Jetely relata alors ce qu’il avait trouvé tout au fond de l’esprit de la créature qu’il appela camémantis. Cette espèce était un prédateur de la forêt. Peu véloce, elle n’avait aucune chance dans les plaines. Elle chassait généralement à l’affut. La nature l’avait dotée de la faculté de mimétisme très poussée. Outre un pouvoir de suggestion indéniable, elle pouvait modifier son apparence, en accord avec celle de sa proie, tant que sa taille était équivalente à la sienne. Comme la mygale, elle liquéfiait sa proie et la suçait rapidement pour ne laisser qu’une enveloppe de cuir dur. Elle chassait habituellement les cervidés, mais les humains qui étaient entrés dans son territoire lui avait fait miroiter de nouvelles perspectives, elle allait pouvoir se gaver et se multiplier plus rapidement, car dans la forêt, seuls deux ou trois petits de sa progéniture avaient la chance de survivre. La venue des colons allait bouleverser le délicat équilibre proie-prédateur.

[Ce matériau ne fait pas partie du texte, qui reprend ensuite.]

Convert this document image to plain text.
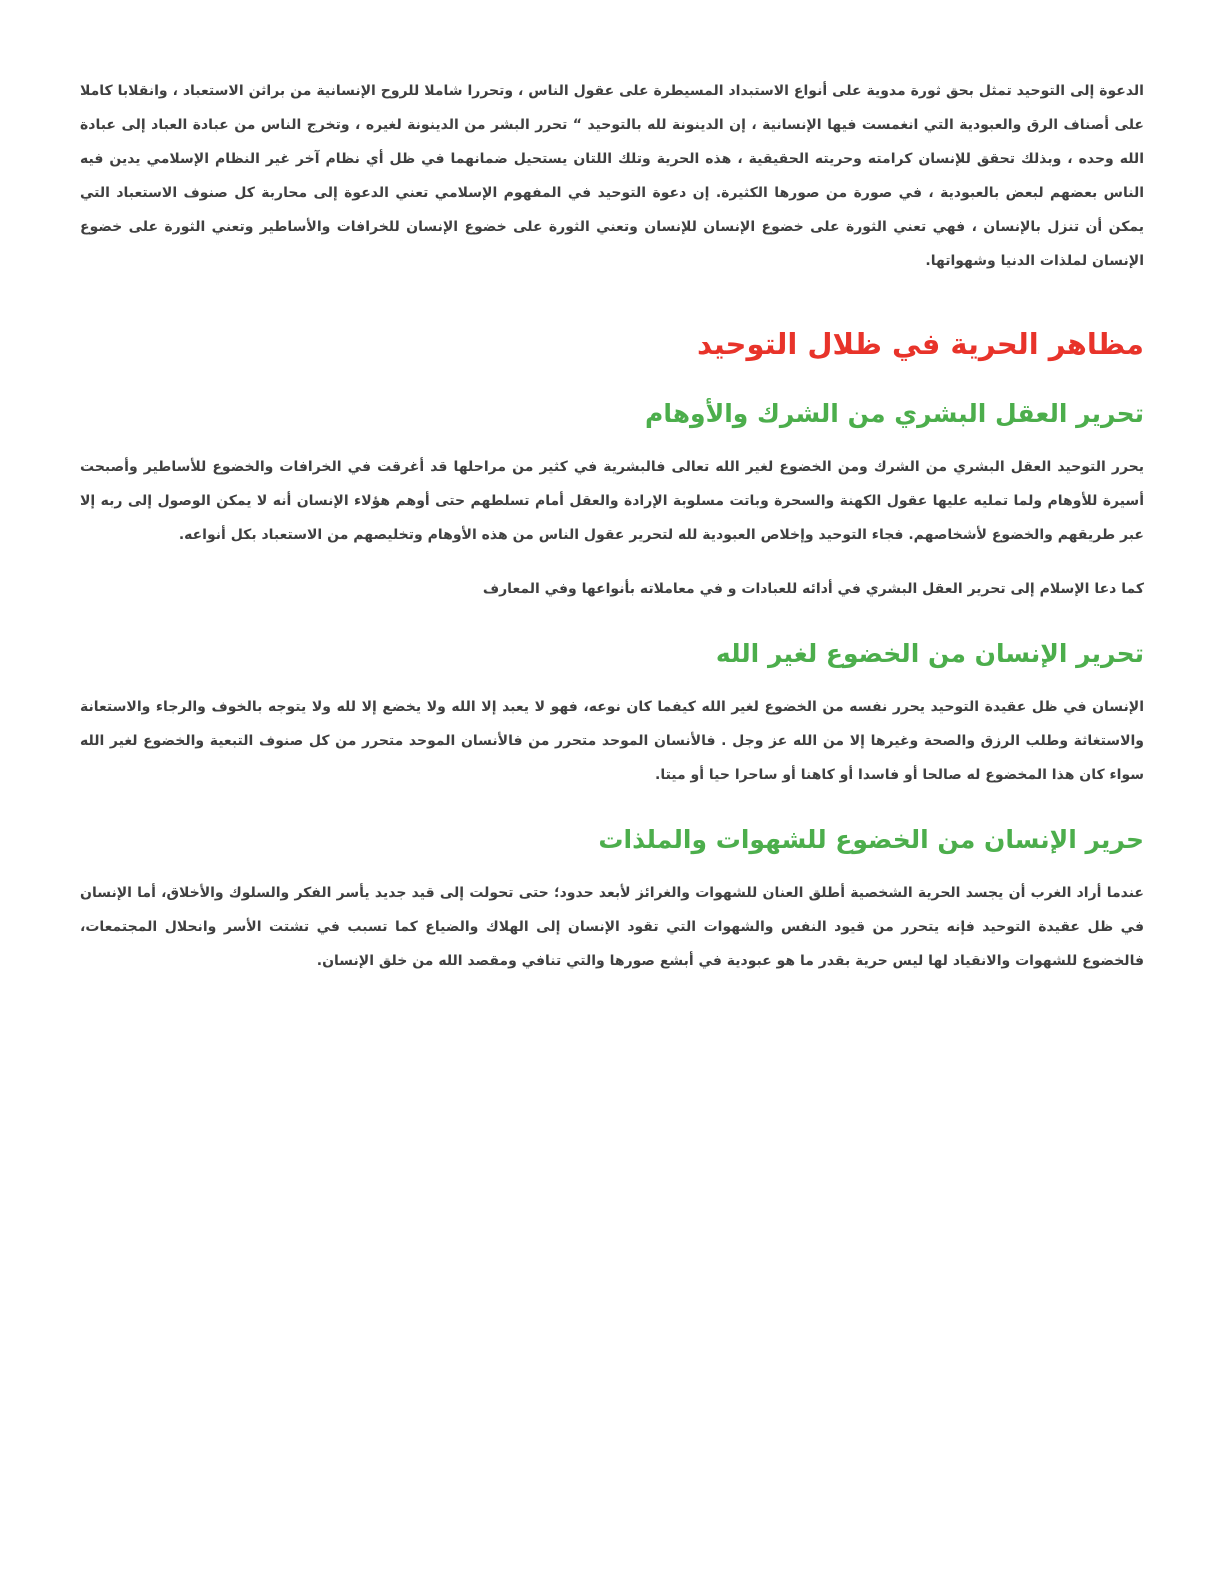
الدعوة إلى التوحيد تمثل بحق ثورة مدوية على أنواع الاستبداد المسيطرة على عقول الناس ، وتحررا شاملا للروح الإنسانية من براثن الاستعباد ، وانقلابا كاملا على أصناف الرق والعبودية التي انغمست فيها الإنسانية ، إن الدينونة لله بالتوحيد “ تحرر البشر من الدينونة لغيره ، وتخرج الناس من عبادة العباد إلى عبادة الله وحده ، وبذلك تحقق للإنسان كرامته وحريته الحقيقية ، هذه الحرية وتلك اللتان يستحيل ضمانهما في ظل أي نظام آخر غير النظام الإسلامي يدين فيه الناس بعضهم لبعض بالعبودية ، في صورة من صورها الكثيرة. إن دعوة التوحيد في المفهوم الإسلامي تعني الدعوة إلى محاربة كل صنوف الاستعباد التي يمكن أن تنزل بالإنسان ، فهي تعني الثورة على خضوع الإنسان للإنسان وتعني الثورة على خضوع الإنسان للخرافات والأساطير وتعني الثورة على خضوع الإنسان لملذات الدنيا وشهواتها.

مظاهر الحرية في ظلال التوحيد
تحرير العقل البشري من الشرك والأوهام

يحرر التوحيد العقل البشري من الشرك ومن الخضوع لغير الله تعالى فالبشرية في كثير من مراحلها قد أغرقت في الخرافات والخضوع للأساطير وأصبحت أسيرة للأوهام ولما تمليه عليها عقول الكهنة والسحرة وباتت مسلوبة الإرادة والعقل أمام تسلطهم حتى أوهم هؤلاء الإنسان أنه لا يمكن الوصول إلى ربه إلا عبر طريقهم والخضوع لأشخاصهم. فجاء التوحيد وإخلاص العبودية لله لتحرير عقول الناس من هذه الأوهام وتخليصهم من الاستعباد بكل أنواعه.

كما دعا الإسلام إلى تحرير العقل البشري في أدائه للعبادات و في معاملاته بأنواعها وفي المعارف

تحرير الإنسان من الخضوع لغير الله

الإنسان في ظل عقيدة التوحيد يحرر نفسه من الخضوع لغير الله كيفما كان نوعه، فهو لا يعبد إلا الله ولا يخضع إلا لله ولا يتوجه بالخوف والرجاء والاستعانة والاستغاثة وطلب الرزق والصحة وغيرها إلا من الله عز وجل . فالأنسان الموحد متحرر من فالأنسان الموحد متحرر من كل صنوف التبعية والخضوع لغير الله سواء كان هذا المخضوع له صالحا أو فاسدا أو كاهنا أو ساحرا حيا أو ميتا.

حرير الإنسان من الخضوع للشهوات والملذات

عندما أراد الغرب أن يجسد الحرية الشخصية أطلق العنان للشهوات والغرائز لأبعد حدود؛ حتى تحولت إلى قيد جديد يأسر الفكر والسلوك والأخلاق، أما الإنسان في ظل عقيدة التوحيد فإنه يتحرر من قيود النفس والشهوات التي تقود الإنسان إلى الهلاك والضياع كما تسبب في تشتت الأسر وانحلال المجتمعات، فالخضوع للشهوات والانقياد لها ليس حرية بقدر ما هو عبودية في أبشع صورها والتي تنافي ومقصد الله من خلق الإنسان.
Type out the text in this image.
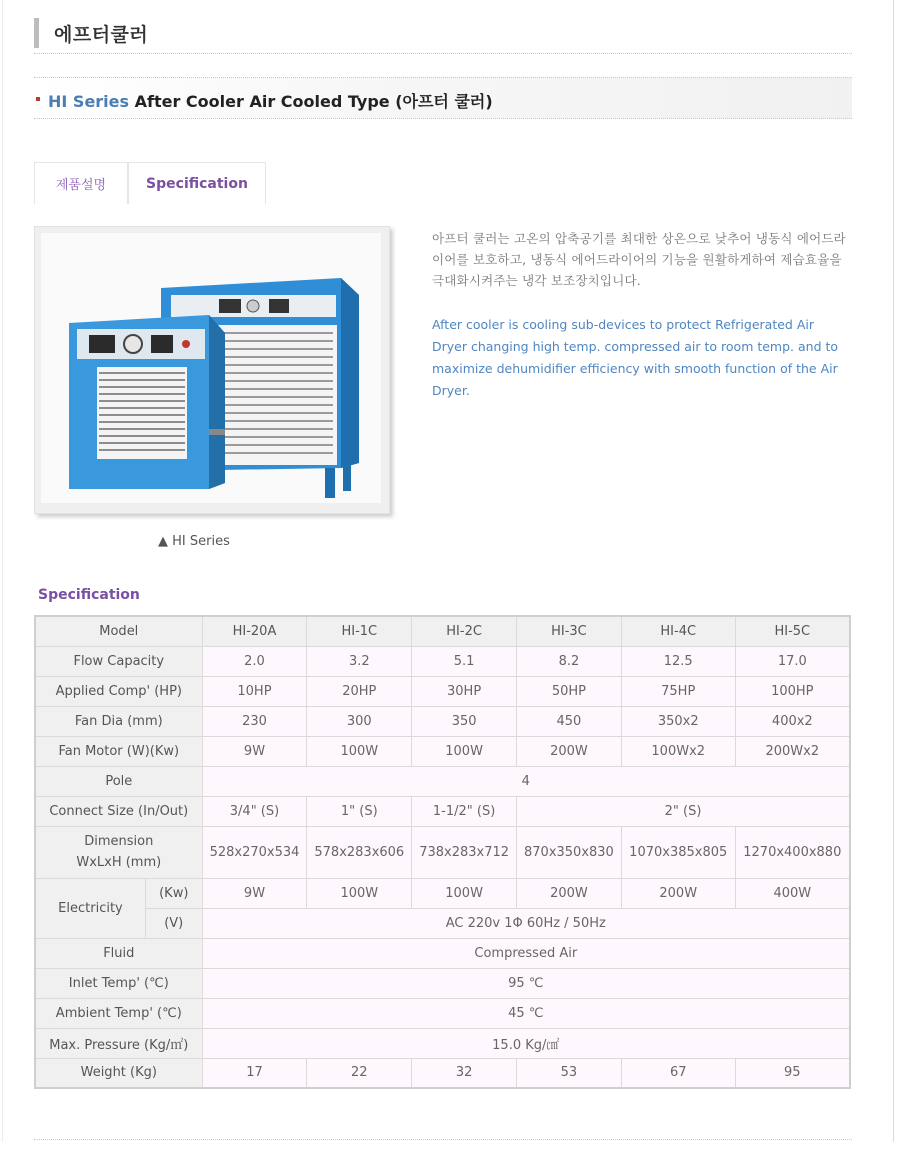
에프터쿨러
HI Series After Cooler Air Cooled Type (아프터 쿨러)
제품설명	Specification
▲ HI Series
아프터 쿨러는 고온의 압축공기를 최대한 상온으로 낮추어 냉동식 에어드라이어를 보호하고, 냉동식 에어드라이어의 기능을 원활하게하여 제습효율을 극대화시켜주는 냉각 보조장치입니다.
After cooler is cooling sub-devices to protect Refrigerated Air Dryer changing high temp. compressed air to room temp. and to maximize dehumidifier efficiency with smooth function of the Air Dryer.
Specification
Model		HI-20A	HI-1C	HI-2C	HI-3C	HI-4C	HI-5C
Flow Capacity		2.0	3.2	5.1	8.2	12.5	17.0
Applied Comp' (HP)		10HP	20HP	30HP	50HP	75HP	100HP
Fan Dia (mm)		230	300	350	450	350x2	400x2
Fan Motor (W)(Kw)		9W	100W	100W	200W	100Wx2	200Wx2
Pole		4					
Connect Size (In/Out)		3/4" (S)	1" (S)	1-1/2" (S)	2" (S)		
Dimension
WxLxH (mm)		528x270x534	578x283x606	738x283x712	870x350x830	1070x385x805	1270x400x880
Electricity	(Kw)	9W	100W	100W	200W	200W	400W
	(V)	AC 220v 1Φ 60Hz / 50Hz					
Fluid		Compressed Air					
Inlet Temp' (℃)		95 ℃					
Ambient Temp' (℃)		45 ℃					
Max. Pressure (Kg/㎡)		15.0 Kg/㎠					
Weight (Kg)		17	22	32	53	67	95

Le télépathe avait eu le temps de soutirer du camémantis l’endroit où elle avait pondu : un hangar à provisions. Il n’avait pas été difficile de détruire le nid. Les trois Contemplatifs énoncèrent leurs recommandations. Il était inutile d’exercer des représailles et d’exterminer les camémantis. D’une part, elles étaient en très petit nombre et ne quittaient normalement jamais la forêt : d’autre part, leur extinction créerait un déséquilibre et leurs proies qui se multiplieraient trop, sortiraient dans la plaine, ce qui causerait des ravages incalculables dans les cultures.
Les Contemplatifs partirent, satisfaits, après avoir épuré toutes les autres cités de leur faux rescapé. Désormais, seuls les botanistes chercheurs de plantes médicinales avaient l’autorisation de pénétrer dans la forêt avec une forte garde armée. Ils avaient l’instruction formelle d’éviter toute provocation ou agression à l’encontre de la faune. Ainsi, les formes vivantes de Hedden vécurent dans une cohabitation relativement harmonieuse.